Hanna's music ranges from chanson to country ('Ida' ) to late night rumination ('Spanish Smoke' ), and odd-ball pop ('Reverend's Grave' ), underpinned by a knack for a big chorus or an arresting hook. The acoustic guitars, piano, and orchestra arrangements deliberately recall the kind Lee Hazlewood and Scott Walker employed in the 1960s, and more recently Richard Hawley. Above it all Hanna's voice soars free, a deep, manly, croon one minute, a country drawl the next, all Bryan Ferry mannered and eccentric after that ('Bad Boys', 'Toulouse The Kisser' ).

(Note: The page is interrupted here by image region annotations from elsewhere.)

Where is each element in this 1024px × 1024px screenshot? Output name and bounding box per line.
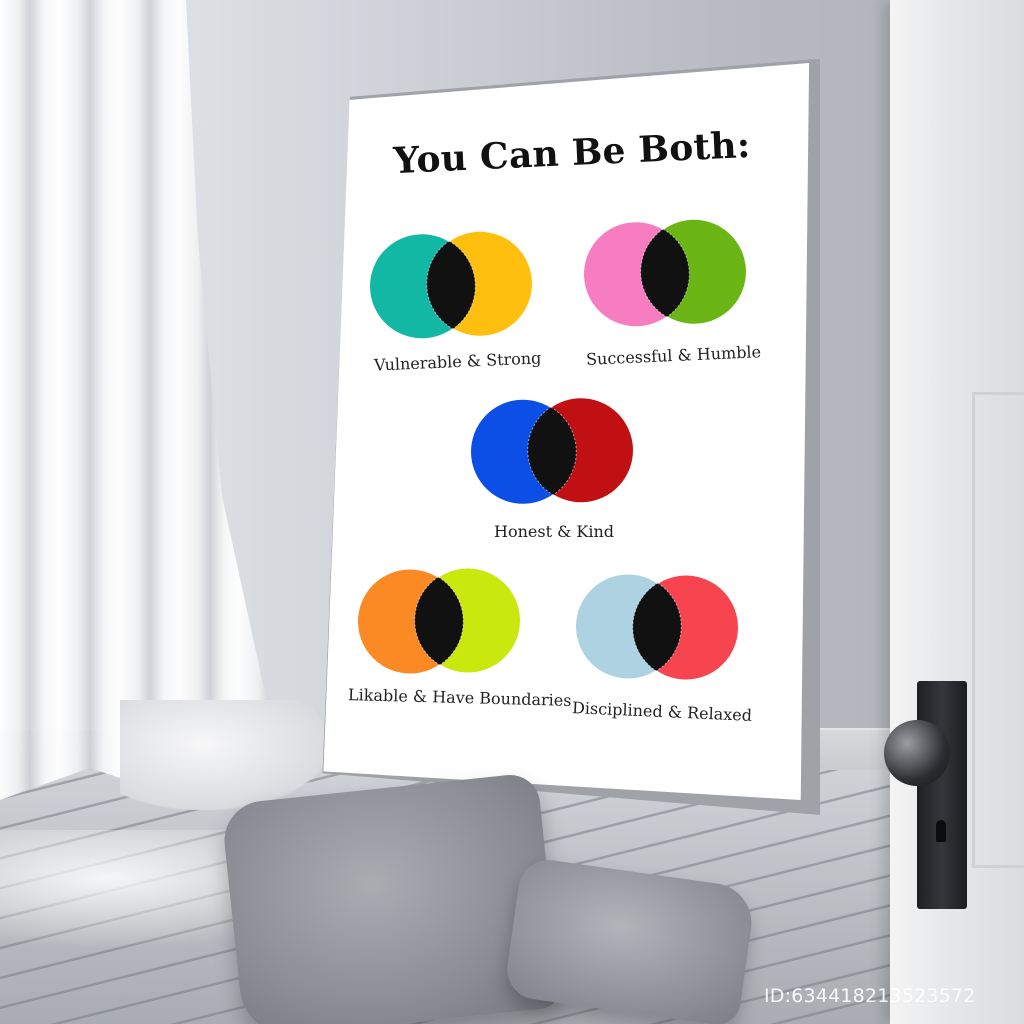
door-lock-plate bbox=[917, 681, 967, 909]
poster-title: You Can Be Both: bbox=[392, 123, 752, 183]
venn-honest-kind bbox=[466, 394, 639, 508]
label-vulnerable-strong: Vulnerable & Strong bbox=[373, 348, 542, 375]
label-honest-kind: Honest & Kind bbox=[494, 522, 615, 541]
venn-disciplined-relaxed bbox=[571, 571, 743, 684]
room-scene: You Can Be Both: Vulnerable & Strong Suc… bbox=[0, 0, 1024, 1024]
door-knob bbox=[884, 720, 950, 786]
gray-pillow-large bbox=[220, 772, 562, 1024]
venn-vulnerable-strong bbox=[364, 226, 539, 343]
poster-content: You Can Be Both: Vulnerable & Strong Suc… bbox=[322, 60, 814, 812]
watermark-id: ID:6344182135235​72 bbox=[764, 985, 976, 1007]
venn-likable-boundaries bbox=[353, 565, 525, 678]
door-panel bbox=[972, 392, 1024, 868]
label-disciplined-relaxed: Disciplined & Relaxed bbox=[571, 698, 753, 725]
label-likable-boundaries: Likable & Have Boundaries bbox=[347, 685, 572, 710]
label-successful-humble: Successful & Humble bbox=[585, 342, 762, 369]
curtain-fold bbox=[120, 700, 330, 810]
keyhole-icon bbox=[936, 820, 946, 842]
venn-successful-humble bbox=[578, 214, 753, 331]
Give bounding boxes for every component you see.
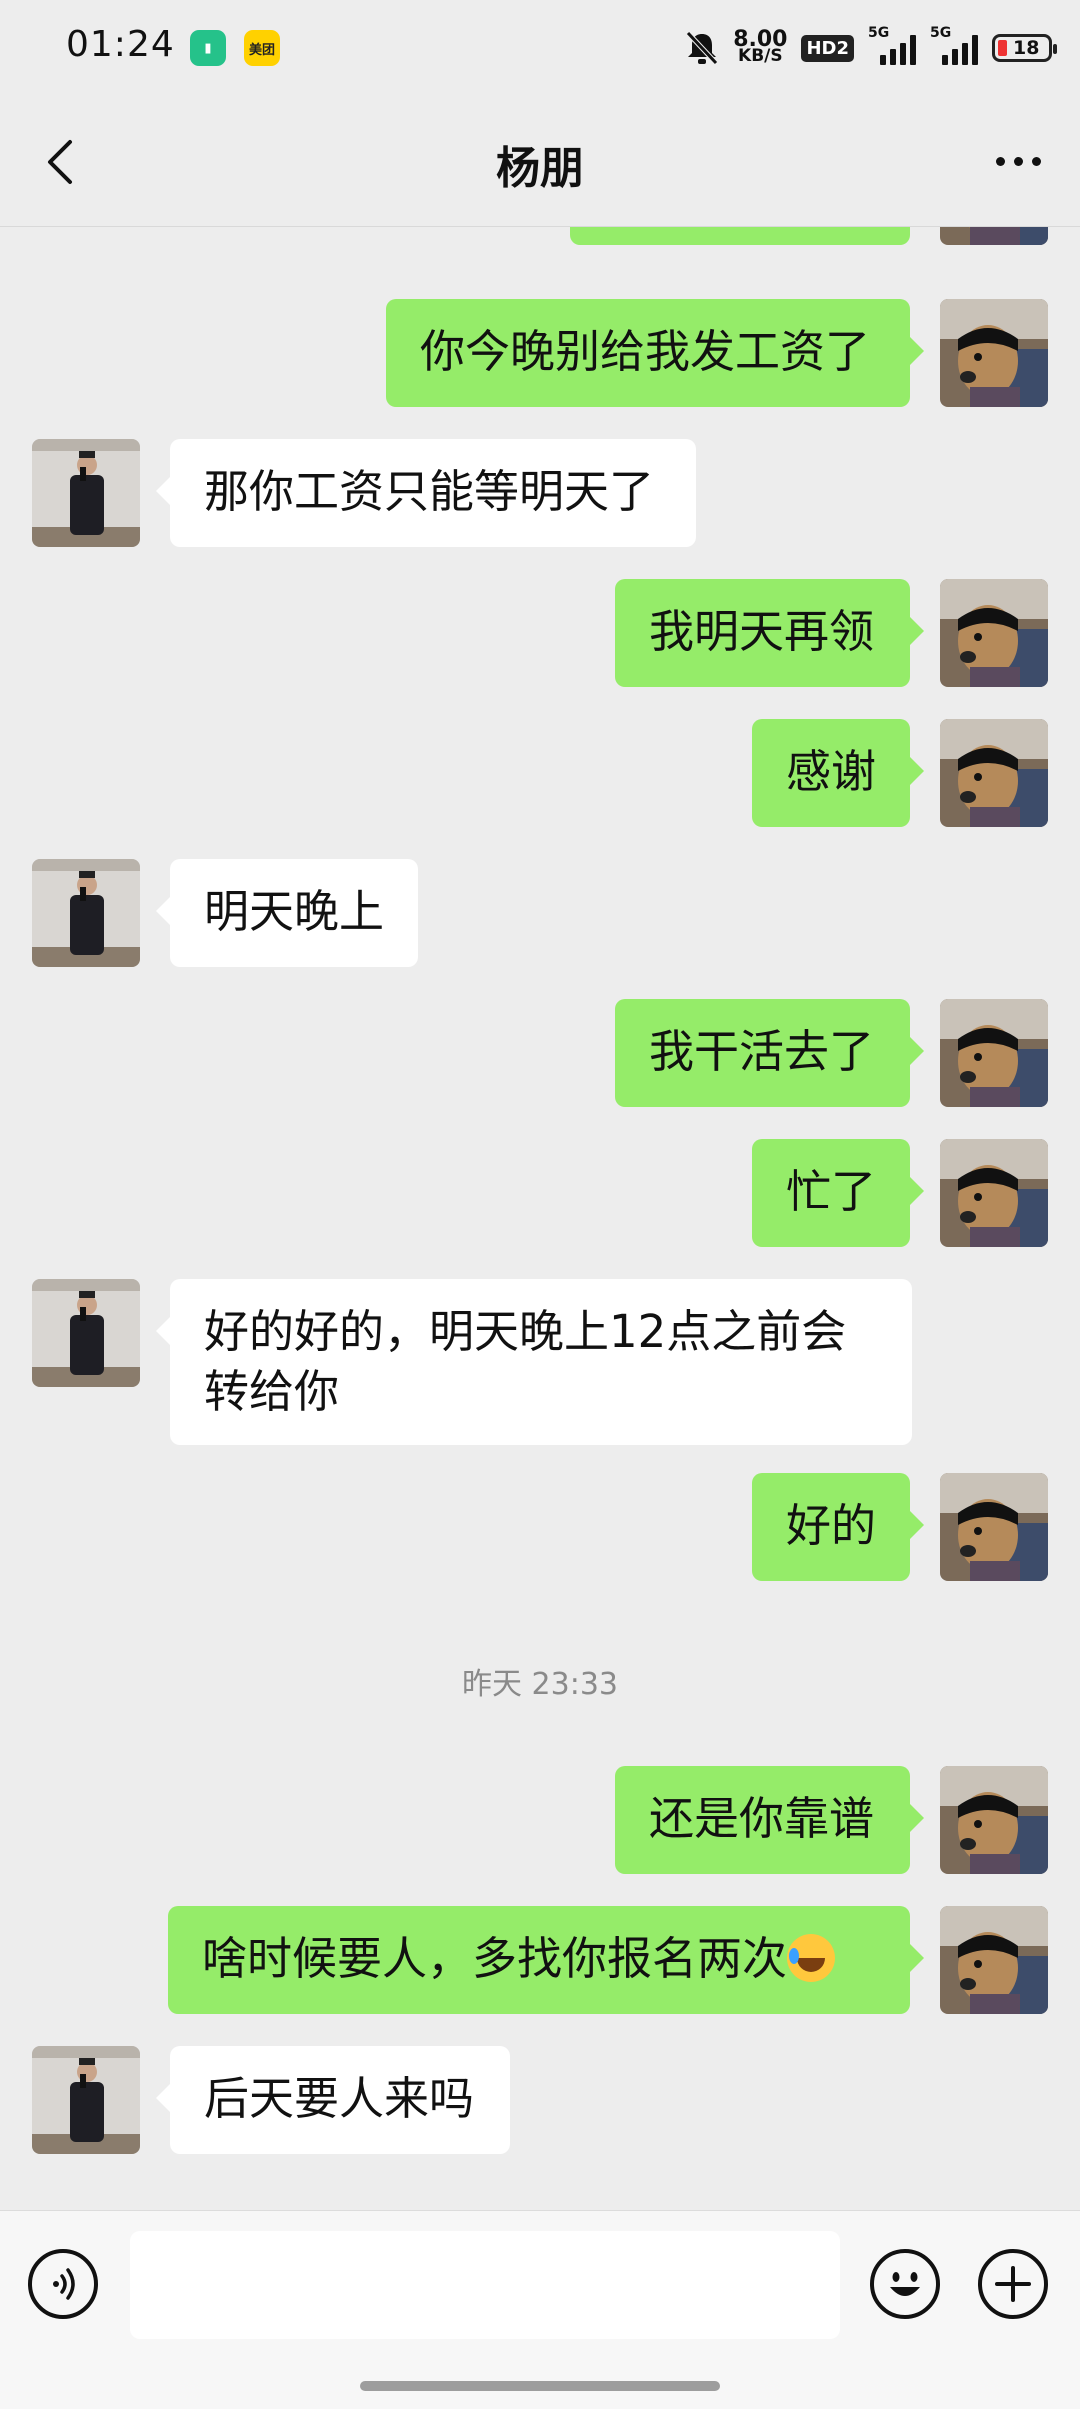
contact-avatar[interactable] [32, 439, 140, 547]
plus-icon [995, 2266, 1031, 2302]
status-bar: 01:24 ▮ 美团 8.00 KB/S HD2 5G 5G 18 [0, 0, 1080, 96]
message-text: 忙了 [786, 1165, 877, 1218]
message-text: 后天要人来吗 [204, 2072, 475, 2125]
my-avatar[interactable] [940, 299, 1048, 407]
voice-icon [53, 2268, 75, 2300]
my-avatar[interactable] [940, 999, 1048, 1107]
signal-icon-sim2: 5G [930, 25, 978, 65]
network-speed: 8.00 KB/S [733, 27, 788, 66]
message-row: 我干活去了 [0, 999, 1080, 1107]
message-text: 你今晚别给我发工资了 [420, 325, 871, 378]
message-row: 后天要人来吗 [0, 2046, 1080, 2154]
outgoing-message-bubble[interactable]: 你今晚别给我发工资了 [386, 299, 924, 407]
message-row: 忙了 [0, 1139, 1080, 1247]
chat-header: 杨朋 [0, 96, 1080, 227]
message-row: 好的好的，明天晚上12点之前会转给你 [0, 1279, 1080, 1445]
voice-input-button[interactable] [28, 2249, 98, 2319]
message-row: 感谢 [0, 719, 1080, 827]
mute-bell-icon [686, 31, 719, 65]
message-text: 好的 [786, 1499, 877, 1552]
my-avatar[interactable] [940, 1139, 1048, 1247]
message-row: 啥时候要人，多找你报名两次 [0, 1906, 1080, 2014]
message-text: 我明天再领 [649, 605, 875, 658]
message-text: 好的好的，明天晚上12点之前会转给你 [204, 1305, 847, 1418]
outgoing-message-bubble[interactable]: 我干活去了 [615, 999, 924, 1107]
my-avatar[interactable] [940, 719, 1048, 827]
battery-icon: 18 [992, 34, 1057, 62]
contact-avatar[interactable] [32, 859, 140, 967]
battery-level: 18 [1013, 37, 1040, 59]
signal-icon-sim1: 5G [868, 25, 916, 65]
my-avatar[interactable] [940, 579, 1048, 687]
laugh-cry-emoji [787, 1934, 836, 1982]
message-list[interactable]: 刚刚才来的你今晚别给我发工资了那你工资只能等明天了我明天再领感谢明天晚上我干活去… [0, 227, 1080, 2209]
incoming-message-bubble[interactable]: 后天要人来吗 [156, 2046, 510, 2154]
message-row: 我明天再领 [0, 579, 1080, 687]
outgoing-message-bubble[interactable]: 忙了 [752, 1139, 924, 1247]
message-timestamp: 昨天 23:33 [462, 1667, 618, 1702]
contact-avatar[interactable] [32, 2046, 140, 2154]
more-options-icon[interactable] [986, 136, 1050, 186]
home-indicator[interactable] [360, 2381, 720, 2391]
input-bar [0, 2210, 1080, 2409]
status-time: 01:24 [66, 24, 175, 65]
message-row: 还是你靠谱 [0, 1766, 1080, 1874]
message-text: 明天晚上 [204, 885, 385, 938]
meituan-app-icon: 美团 [244, 30, 280, 66]
battery-app-icon: ▮ [190, 30, 226, 66]
status-indicators: 8.00 KB/S HD2 5G 5G 18 [685, 25, 1057, 70]
my-avatar[interactable] [940, 1766, 1048, 1874]
my-avatar[interactable] [940, 1473, 1048, 1581]
more-actions-button[interactable] [978, 2249, 1048, 2319]
message-row: 明天晚上 [0, 859, 1080, 967]
emoji-button[interactable] [870, 2249, 940, 2319]
message-text: 我干活去了 [649, 1025, 875, 1078]
message-row: 你今晚别给我发工资了 [0, 299, 1080, 407]
hd-badge: HD2 [801, 34, 854, 62]
message-row: 刚刚才来的 [0, 227, 1080, 245]
message-row: 那你工资只能等明天了 [0, 439, 1080, 547]
incoming-message-bubble[interactable]: 明天晚上 [156, 859, 418, 967]
message-text: 那你工资只能等明天了 [204, 465, 655, 518]
contact-avatar[interactable] [32, 1279, 140, 1387]
smile-icon [890, 2272, 920, 2296]
outgoing-message-bubble[interactable]: 感谢 [752, 719, 924, 827]
message-text: 啥时候要人，多找你报名两次 [202, 1932, 788, 1985]
incoming-message-bubble[interactable]: 那你工资只能等明天了 [156, 439, 696, 547]
message-text: 还是你靠谱 [649, 1792, 875, 1845]
chat-title: 杨朋 [496, 143, 584, 194]
outgoing-message-bubble[interactable]: 刚刚才来的 [570, 227, 910, 245]
message-row: 好的 [0, 1473, 1080, 1581]
my-avatar[interactable] [940, 227, 1048, 245]
my-avatar[interactable] [940, 1906, 1048, 2014]
outgoing-message-bubble[interactable]: 我明天再领 [615, 579, 924, 687]
outgoing-message-bubble[interactable]: 还是你靠谱 [615, 1766, 924, 1874]
message-input[interactable] [130, 2231, 840, 2339]
incoming-message-bubble[interactable]: 好的好的，明天晚上12点之前会转给你 [156, 1279, 912, 1445]
message-text: 感谢 [786, 745, 877, 798]
outgoing-message-bubble[interactable]: 好的 [752, 1473, 924, 1581]
outgoing-message-bubble[interactable]: 啥时候要人，多找你报名两次 [168, 1906, 924, 2014]
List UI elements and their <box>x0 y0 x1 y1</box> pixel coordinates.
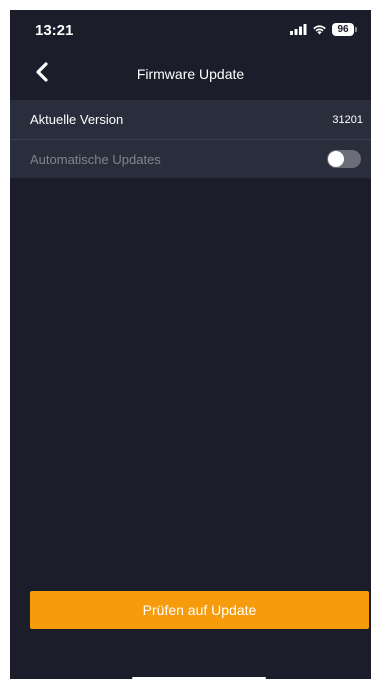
auto-updates-row: Automatische Updates <box>10 139 371 178</box>
current-version-value: 31201 <box>332 113 363 126</box>
app-screen: 13:21 96 Firmware Update Aktuelle Versio… <box>10 10 371 679</box>
status-bar: 13:21 96 <box>10 10 371 50</box>
current-version-row: Aktuelle Version 31201 <box>10 100 371 139</box>
battery-tip <box>355 26 357 32</box>
current-version-label: Aktuelle Version <box>30 112 124 127</box>
status-time: 13:21 <box>35 22 74 39</box>
auto-updates-label: Automatische Updates <box>30 151 161 167</box>
toggle-knob <box>328 151 344 167</box>
auto-updates-toggle[interactable] <box>327 150 361 168</box>
wifi-icon <box>313 24 326 34</box>
navigation-bar: Firmware Update <box>10 50 371 94</box>
check-for-update-button[interactable]: Prüfen auf Update <box>30 591 369 629</box>
status-icons: 96 <box>290 22 357 36</box>
battery-icon: 96 <box>332 22 354 36</box>
cellular-signal-icon <box>290 23 307 35</box>
page-title: Firmware Update <box>136 66 245 82</box>
settings-group: Aktuelle Version 31201 Automatische Upda… <box>10 100 371 178</box>
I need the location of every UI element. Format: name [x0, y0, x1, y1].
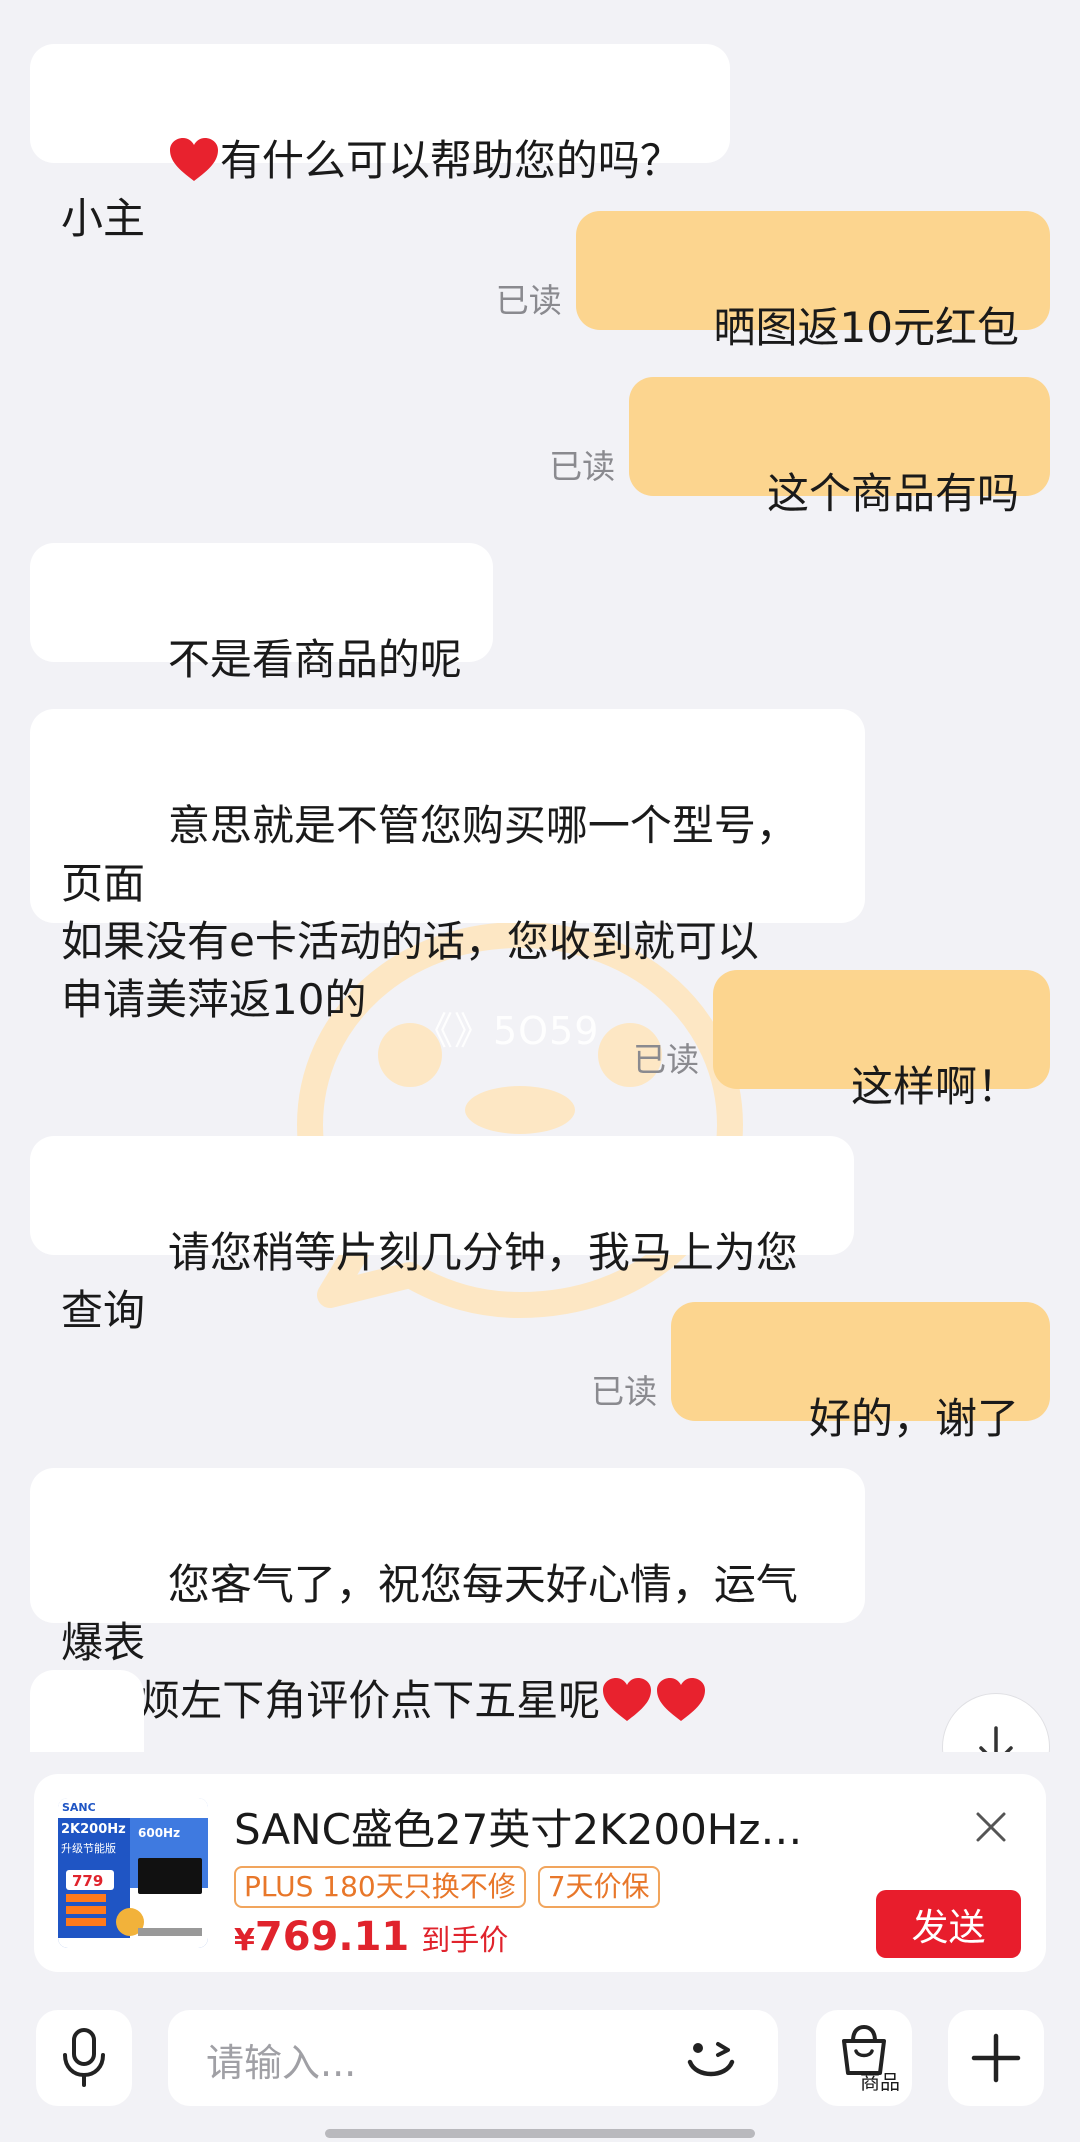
message-text: 好的，谢了 — [808, 1394, 1019, 1443]
voice-button[interactable] — [36, 2010, 132, 2106]
message-outgoing: 已读 晒图返10元红包 — [495, 211, 1050, 352]
read-status: 已读 — [633, 1040, 700, 1079]
message-input[interactable]: 请输入... — [168, 2010, 778, 2106]
thumb-sub: 升级节能版 — [61, 1842, 116, 1855]
message-bubble[interactable]: 请您稍等片刻几分钟，我马上为您查询 — [30, 1136, 854, 1335]
thumb-brand: SANC — [62, 1801, 96, 1814]
thumb-price: 779 — [72, 1872, 104, 1890]
message-outgoing: 已读 好的，谢了 — [591, 1302, 1050, 1443]
price-value: 769.11 — [254, 1914, 410, 1960]
price-currency: ¥ — [234, 1923, 255, 1958]
message-text: 这个商品有吗 — [766, 469, 1019, 518]
goods-label: 商品 — [860, 2070, 900, 2094]
message-incoming: 意思就是不管您购买哪一个型号，页面 如果没有e卡活动的话，您收到就可以 申请美萍… — [30, 709, 865, 1024]
message-text: 晒图返10元红包 — [713, 303, 1019, 352]
product-title[interactable]: SANC盛色27英寸2K200Hz… — [234, 1804, 824, 1856]
thumb-badge: 600Hz — [138, 1826, 181, 1840]
chat-screen: 有什么可以帮助您的吗？小主 已读 晒图返10元红包 已读 这个商品有吗 不是看商… — [0, 0, 1080, 2142]
read-status: 已读 — [549, 447, 616, 486]
read-status: 已读 — [591, 1372, 658, 1411]
message-text: 这样啊！ — [850, 1062, 1019, 1111]
message-bubble[interactable]: 这样啊！ — [713, 970, 1050, 1111]
microphone-icon — [63, 2028, 105, 2087]
message-list[interactable]: 有什么可以帮助您的吗？小主 已读 晒图返10元红包 已读 这个商品有吗 不是看商… — [0, 0, 1080, 1752]
message-incoming: 您客气了，祝您每天好心情，运气爆表 ~麻烦左下角评价点下五星呢 — [30, 1468, 865, 1725]
message-bubble[interactable]: 好的，谢了 — [671, 1302, 1050, 1443]
message-outgoing: 已读 这样啊！ — [633, 970, 1050, 1111]
send-product-button[interactable]: 发送 — [876, 1890, 1021, 1958]
product-price: ¥ 769.11 到手价 — [234, 1914, 508, 1960]
message-outgoing: 已读 这个商品有吗 — [549, 377, 1050, 518]
message-incoming: 请您稍等片刻几分钟，我马上为您查询 — [30, 1136, 854, 1335]
message-bubble[interactable]: 不是看商品的呢 — [30, 543, 493, 684]
message-bubble[interactable]: 晒图返10元红包 — [575, 211, 1050, 352]
message-bubble[interactable]: 您客气了，祝您每天好心情，运气爆表 ~麻烦左下角评价点下五星呢 — [30, 1468, 865, 1725]
message-incoming — [30, 1670, 144, 1752]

Yet this unpredictability works. In the context of his particular brand of retro, sophisticated, quirky, yet infectious pop, it sounds just right. Witness the jaunty, sixties style, swing of 'Mario Lanza' - yet underneath the song's upbeat, seemingly carefree demeanour, lies a core of deep emotion: "My father went through a terrible illness which left him in a coma for two weeks," Hanna recalls. "While struggling to deal with the strain I began listening through some rough demos I had, one of which was a ditty about Mario Lanza. I decided to finish it off and realised I was channelling my pain through this track. Mario Lanza, in essence, became my dad. Through him I could express the emotions I had repressed, which is why the song is tinged with a sorrowful joy."
Odd, yet intelligent; challenging, yet accessible, Hanna is a left-of-centre talent, and Frankly, I Mutate justifies the hype around him at the moment. Admission to the show is free.